Zero-shot skeleton action recognition is a non-trivial task that requires robust unseen generalization with prior knowledge from only seen classes and shared semantics. Existing methods typically build the skeleton-semantics interactions by uncontrollable mappings and conspicuous representations, thereby can hardly capture the intricate and fine-grained relationship for effective cross-modal transferability. To address these issues, we propose a novel dyNamically Evolving dUal skeleton-semantic syneRgistic framework with the guidance of cOntext-aware side informatioN (dubbed Neuron), to explore more fine-grained cross-modal correspondence from micro to macro perspectives at both spatial and temporal levels, respectively. Concretely, 1) we first construct the spatial-temporal evolving micro-prototypes and integrate dynamic context-aware side information to capture the intricate and synergistic skeleton-semantic correlations step-by-step, progressively refining cross-model alignment; and 2) we introduce the spatial compression and temporal memory mechanisms to guide the growth of spatial-temporal micro-prototypes, enabling them to absorb structure-related spatial representations and regularity-dependent temporal patterns. Notably, such processes are analogous to the learning and growth of neurons, equipping the framework with the capacity to generalize to novel unseen action categories. Extensive experiments on various benchmark datasets demonstrated the superiority of the proposed method.

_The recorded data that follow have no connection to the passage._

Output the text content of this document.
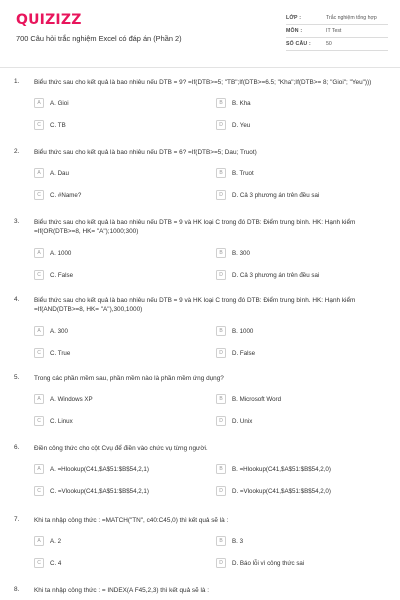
QUIZIZZ
700 Câu hỏi trắc nghiệm Excel có đáp án (Phần 2)
LỚP :	Trắc nghiệm tổng hợp
MÔN :	IT Test
SỐ CÂU :	50
1. Biểu thức sau cho kết quả là bao nhiêu nếu DTB = 9? =If(DTB>=5; "TB";If(DTB>=6.5; "Kha";If(DTB>= 8; "Gioi"; "Yeu")))
A	A. Gioi	B	B. Kha
C	C. TB	D	D. Yeu
2. Biểu thức sau cho kết quả là bao nhiêu nếu DTB = 6? =If(DTB>=5; Dau; Truot)
A	A. Dau	B	B. Truot
C	C. #Name?	D	D. Cả 3 phương án trên đều sai
3. Biểu thức sau cho kết quả là bao nhiêu nếu DTB = 9 và HK loại C trong đó DTB: Điểm trung bình. HK: Hạnh kiểm =If(OR(DTB>=8, HK= "A");1000;300)
A	A. 1000	B	B. 300
C	C. False	D	D. Cả 3 phương án trên đều sai
4. Biểu thức sau cho kết quả là bao nhiêu nếu DTB = 9 và HK loại C trong đó DTB: Điểm trung bình. HK: Hạnh kiểm =If(AND(DTB>=8, HK= "A"),300,1000)
A	A. 300	B	B. 1000
C	C. True	D	D. False
5. Trong các phần mềm sau, phần mềm nào là phần mềm ứng dụng?
A	A. Windows XP	B	B. Microsoft Word
C	C. Linux	D	D. Unix
6. Điền công thức cho cột Cvụ để điền vào chức vụ từng người.
A	A. =Hlookup(C41,$A$51:$B$54,2,1)	B	B. =Hlookup(C41,$A$51:$B$54,2,0)
C	C. =Vlookup(C41,$A$51:$B$54,2,1)	D	D. =Vlookup(C41,$A$51:$B$54,2,0)
7. Khi ta nhập công thức : =MATCH("TN", c40:C45,0) thì kết quả sẽ là :
A	A. 2	B	B. 3
C	C. 4	D	D. Báo lỗi vì công thức sai
8. Khi ta nhập công thức : = INDEX(A F45,2,3) thì kết quả sẽ là :
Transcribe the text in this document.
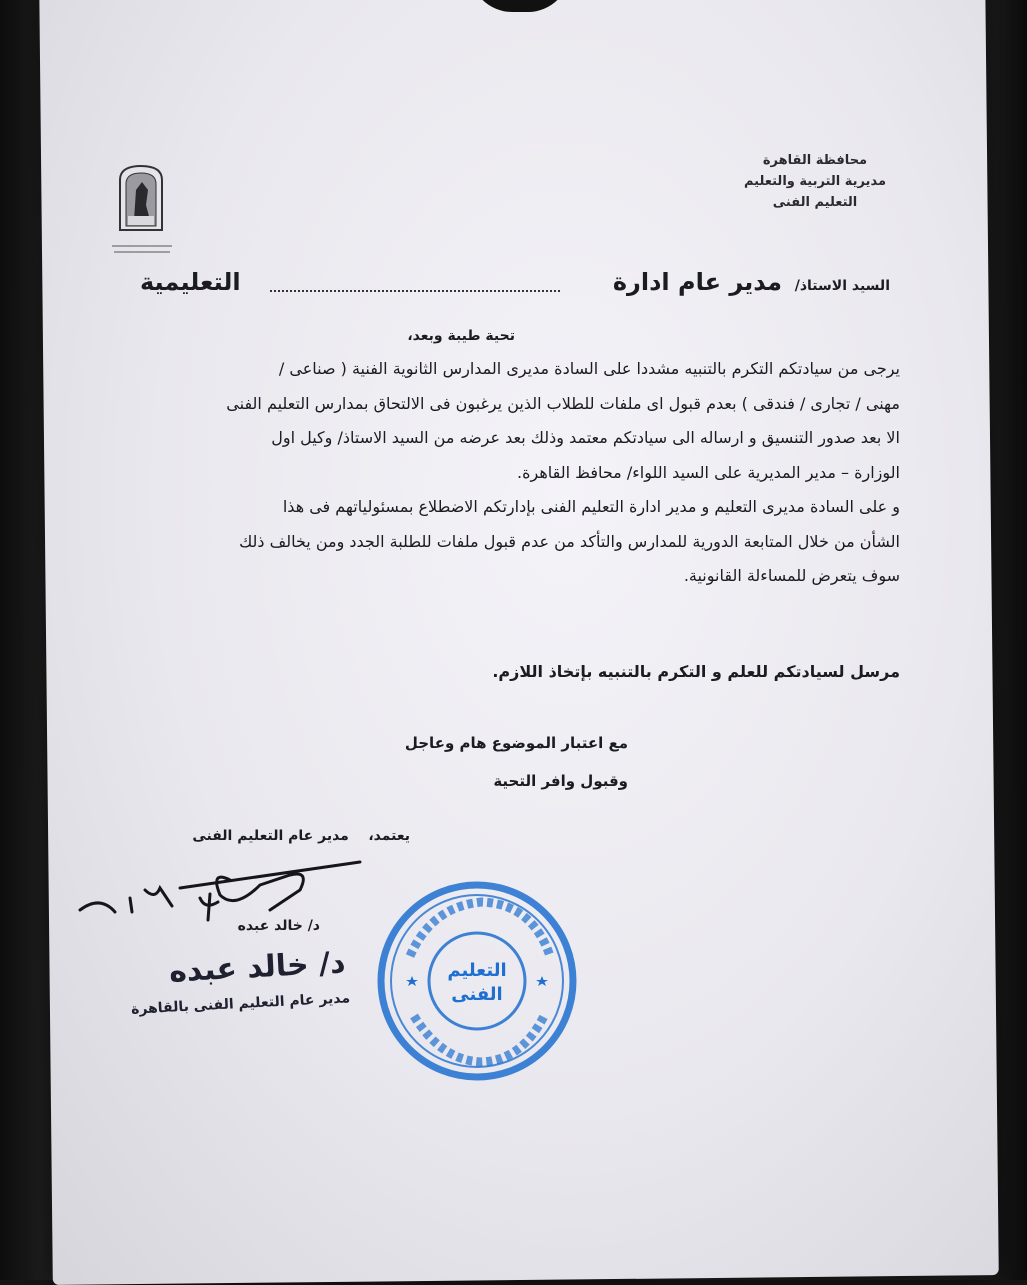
محافظة القاهرة
مديرية التربية والتعليم
التعليم الفنى
السيد الاستاذ/
مدير عام ادارة
التعليمية
تحية طيبة وبعد،

يرجى من سيادتكم التكرم بالتنبيه مشددا على السادة مديرى المدارس الثانوية الفنية ( صناعى /

مهنى / تجارى / فندقى ) بعدم قبول اى ملفات للطلاب الذين يرغبون فى الالتحاق بمدارس التعليم الفنى

الا بعد صدور التنسيق و ارساله الى سيادتكم معتمد وذلك بعد عرضه من السيد الاستاذ/ وكيل اول

الوزارة – مدير المديرية على السيد اللواء/ محافظ القاهرة.

و على السادة مديرى التعليم و مدير ادارة التعليم الفنى بإدارتكم الاضطلاع بمسئولياتهم فى هذا

الشأن من خلال المتابعة الدورية للمدارس والتأكد من عدم قبول ملفات للطلبة الجدد ومن يخالف ذلك

سوف يتعرض للمساءلة القانونية.

مرسل لسيادتكم للعلم و التكرم بالتنبيه بإتخاذ اللازم.
مع اعتبار الموضوع هام وعاجل
وقبول وافر التحية
يعتمد،    مدير عام التعليم الفنى
د/ خالد عبده
د/ خالد عبده
مدير عام التعليم الفنى بالقاهرة
التعليم
الفنى
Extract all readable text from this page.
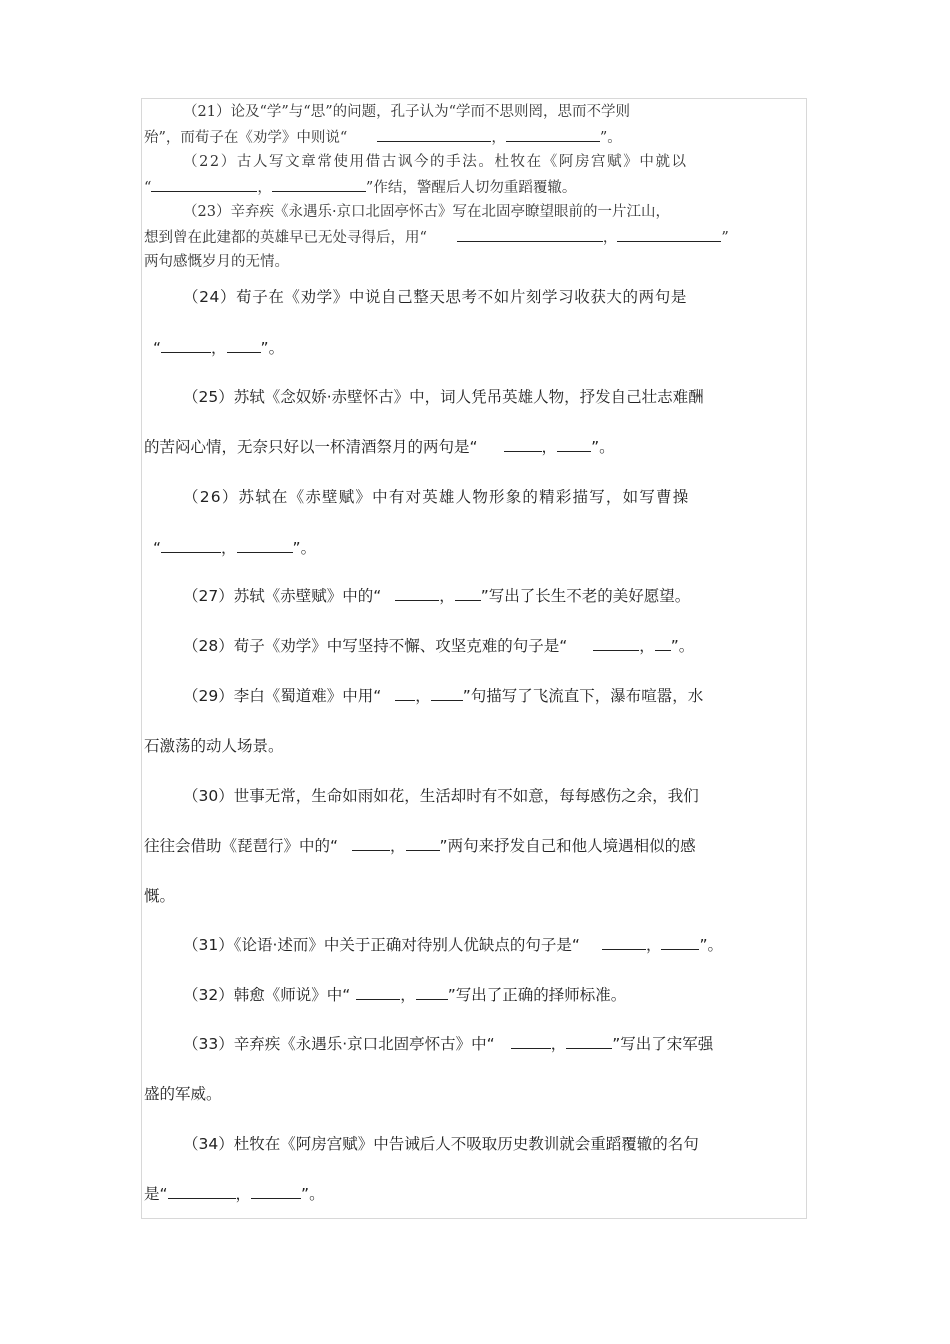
（21）论及“学”与“思”的问题，孔子认为“学而不思则罔，思而不学则
殆”，而荀子在《劝学》中则说“	，	”。
（22）古人写文章常使用借古讽今的手法。杜牧在《阿房宫赋》中就以
“	，	”作结，警醒后人切勿重蹈覆辙。
（23）辛弃疾《永遇乐·京口北固亭怀古》写在北固亭瞭望眼前的一片江山，
想到曾在此建都的英雄早已无处寻得后，用“	，	”
两句感慨岁月的无情。
（24）荀子在《劝学》中说自己整天思考不如片刻学习收获大的两句是
“	， ”。
（25）苏轼《念奴娇·赤壁怀古》中，词人凭吊英雄人物，抒发自己壮志难酬
的苦闷心情，无奈只好以一杯清酒祭月的两句是“	， ”。
（26）苏轼在《赤壁赋》中有对英雄人物形象的精彩描写，如写曹操
“	，	”。
（27）苏轼《赤壁赋》中的“	， ”写出了长生不老的美好愿望。
（28）荀子《劝学》中写坚持不懈、攻坚克难的句子是“	， ”。
（29）李白《蜀道难》中用“ ， ”句描写了飞流直下，瀑布喧嚣，水
石激荡的动人场景。
（30）世事无常，生命如雨如花，生活却时有不如意，每每感伤之余，我们
往往会借助《琵琶行》中的“	， ”两句来抒发自己和他人境遇相似的感
慨。
（31）《论语·述而》中关于正确对待别人优缺点的句子是“	， ”。
（32）韩愈《师说》中“	， ”写出了正确的择师标准。
（33）辛弃疾《永遇乐·京口北固亭怀古》中“	，	”写出了宋军强
盛的军威。
（34）杜牧在《阿房宫赋》中告诫后人不吸取历史教训就会重蹈覆辙的名句
是“	，	”。
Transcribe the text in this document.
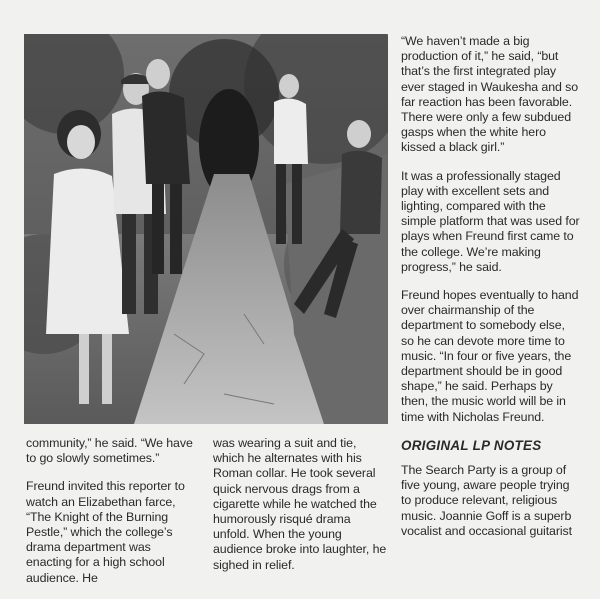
community,” he said. “We have to go slowly sometimes.”

Freund invited this reporter to watch an Elizabethan farce, “The Knight of the Burning Pestle,” which the college’s drama department was enacting for a high school audience. He

was wearing a suit and tie, which he alternates with his Roman collar. He took several quick nervous drags from a cigarette while he watched the humorously risqué drama unfold. When the young audience broke into laughter, he sighed in relief.

“We haven’t made a big production of it,” he said, “but that’s the first integrated play ever staged in Waukesha and so far reaction has been favorable. There were only a few subdued gasps when the white hero kissed a black girl.”

It was a professionally staged play with excellent sets and lighting, compared with the simple platform that was used for plays when Freund first came to the college. We’re making progress,” he said.

Freund hopes eventually to hand over chairmanship of the department to somebody else, so he can devote more time to music. “In four or five years, the department should be in good shape,” he said. Perhaps by then, the music world will be in time with Nicholas Freund.

ORIGINAL LP NOTES

The Search Party is a group of five young, aware people trying to produce relevant, religious music. Joannie Goff is a superb vocalist and occasional guitarist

翻译：零样本骨架动作识别是一项非平凡任务，需要仅基于可见类别的先验知识与共享语义实现鲁棒的未见类别泛化。现有方法通常通过不可控的映射和显式表示构建骨架-语义交互，因而难以捕捉精细且细粒度的关系以实现有效的跨模态可迁移性。为解决这些问题，我们提出一种新颖的**动态演化双流骨架-语义协同框架**（命名为Neuron），在上下文感知辅助信息的引导下，分别从空间和时间层面探索从微观到宏观的更细粒度跨模态对应关系。具体而言：1）我们首先构建时空演化微原型，并整合动态上下文感知辅助信息以逐步捕捉精细的骨架-语义协同关联，渐进式优化跨模态对齐；2）引入空间压缩与时间记忆机制指导时空微原型的生长，使其能够吸收结构相关的空间表示与规律依赖的时间模式。值得注意的是，该过程类似于神经元的学习与生长过程，使框架具备泛化至未见动作类别的能力。在多个基准数据集上的大量实验验证了所提方法的优越性。